Priority vs. Option 

Just think how easily you can bypass human interactions while running your daily errands, whether it’s ordering take-out, buying the latest fashions, stocking up on groceries and household necessities, or planning your next get-together. Virtually, any of these can be done online, without much human contact. It’s just as easy to sidestep human interaction when making new friends and meeting potential life partners.

We used to meet people through proximity, taking our time, getting to know people, forming deep, intimate relationships. However, online dating sites, such as Match.com and dating apps, such as Tinder, Bumble or Plenty of Fish have somehow turned people with real feelings and emotions into emotionally detached commodities. Clearly, technology missed the memo that deep down, humans want to be treated as a priority instead of an option. Don’t get me wrong, online dating can be a great way for singles to meet potential partners outside of their social networks. However, more often than not, due to the sheer abundance of possible partners, users become addicted to the chase, and are less inclined to treat any one person as a priority. There’s always the thought that something better is out there. So why settle?

And when you do finally meet someone, with whom you’d like to stand still for a little while…it, then, becomes a game of who can care less. Although emotional connectivity is an inherent part of being human, it appears as if, the less real human contact we have, the more desensitized we are to human emotions. It becomes a vicious cycle.  

Breaking the Cycle 

We need to be able to break that cycle. But how? By putting away the mobile device and making a conscious effort to prioritize real human interaction in both our private and professional lives. We need to apply mindfulness and safely manage our way through this hyper-connected, digital lifestyle, without losing our focus and feeling like we’re missing out.  

Just like with any product or service - moderation is key. Although our work and personal lives depend on connectivity, and constantly revolve around the Internet, we can still make the choice to use it sensibly, in a purpose-driven manner. It’s easy to come home at the end of the day, turn on the TV/Netflix and waste the evening simultaneously scrolling through your social media and streaming favorite shows. Don’t let the Internet unconsciously siphon time which could be better spent on more meaningful activities. Make the choice to disengage from the screen in favor of quality time spent with friends and loved ones, experiencing meaningful interpersonal interactions. Use social media intentionally, as a tool, not as a crutch.

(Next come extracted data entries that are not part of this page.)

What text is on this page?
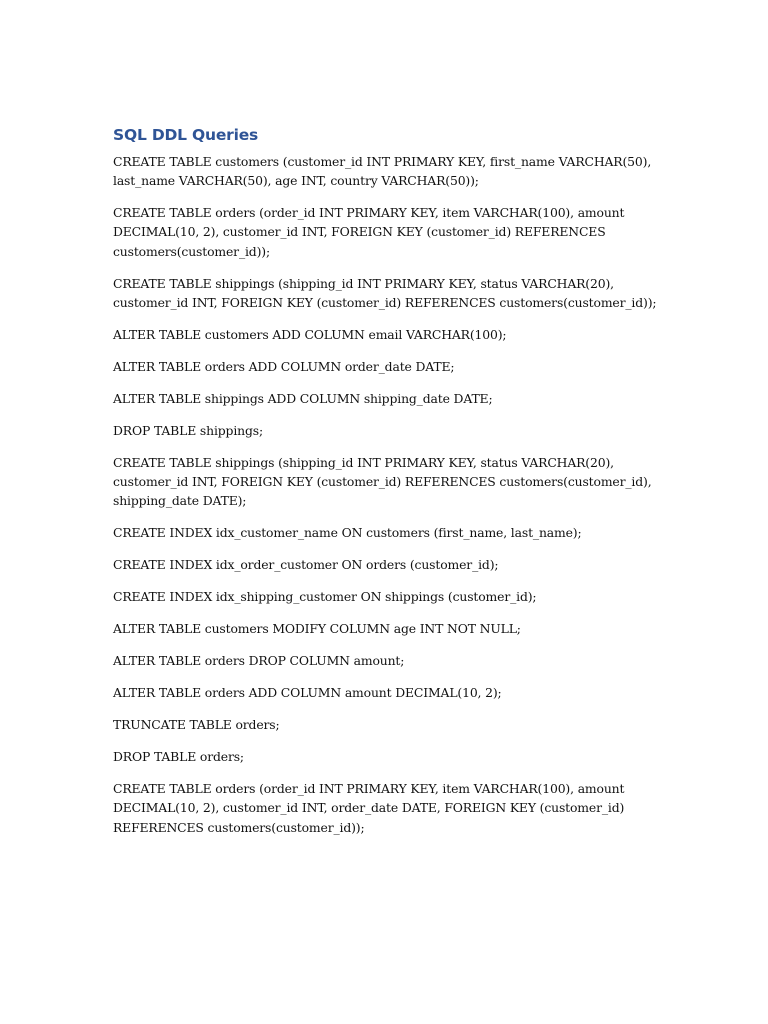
SQL DDL Queries

CREATE TABLE customers (customer_id INT PRIMARY KEY, first_name VARCHAR(50),
last_name VARCHAR(50), age INT, country VARCHAR(50));

CREATE TABLE orders (order_id INT PRIMARY KEY, item VARCHAR(100), amount
DECIMAL(10, 2), customer_id INT, FOREIGN KEY (customer_id) REFERENCES
customers(customer_id));

CREATE TABLE shippings (shipping_id INT PRIMARY KEY, status VARCHAR(20),
customer_id INT, FOREIGN KEY (customer_id) REFERENCES customers(customer_id));

ALTER TABLE customers ADD COLUMN email VARCHAR(100);

ALTER TABLE orders ADD COLUMN order_date DATE;

ALTER TABLE shippings ADD COLUMN shipping_date DATE;

DROP TABLE shippings;

CREATE TABLE shippings (shipping_id INT PRIMARY KEY, status VARCHAR(20),
customer_id INT, FOREIGN KEY (customer_id) REFERENCES customers(customer_id),
shipping_date DATE);

CREATE INDEX idx_customer_name ON customers (first_name, last_name);

CREATE INDEX idx_order_customer ON orders (customer_id);

CREATE INDEX idx_shipping_customer ON shippings (customer_id);

ALTER TABLE customers MODIFY COLUMN age INT NOT NULL;

ALTER TABLE orders DROP COLUMN amount;

ALTER TABLE orders ADD COLUMN amount DECIMAL(10, 2);

TRUNCATE TABLE orders;

DROP TABLE orders;

CREATE TABLE orders (order_id INT PRIMARY KEY, item VARCHAR(100), amount
DECIMAL(10, 2), customer_id INT, order_date DATE, FOREIGN KEY (customer_id)
REFERENCES customers(customer_id));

When it comes to technology it’s important you keep a balanced approach. Smartphones are not inherently evil; however, they should be acknowledged as the disrupters that they are. Put technology in its place. Consider putting phones away when in the company of others. Make it a point to consider the use of a mobile device during meals, meeting, conversations, or in the middle of family get-together a major faux pas.  The internet is simply a tool, and how it impacts our lives depends entirely on how we use it. Or for that matter, on how we don’t use it.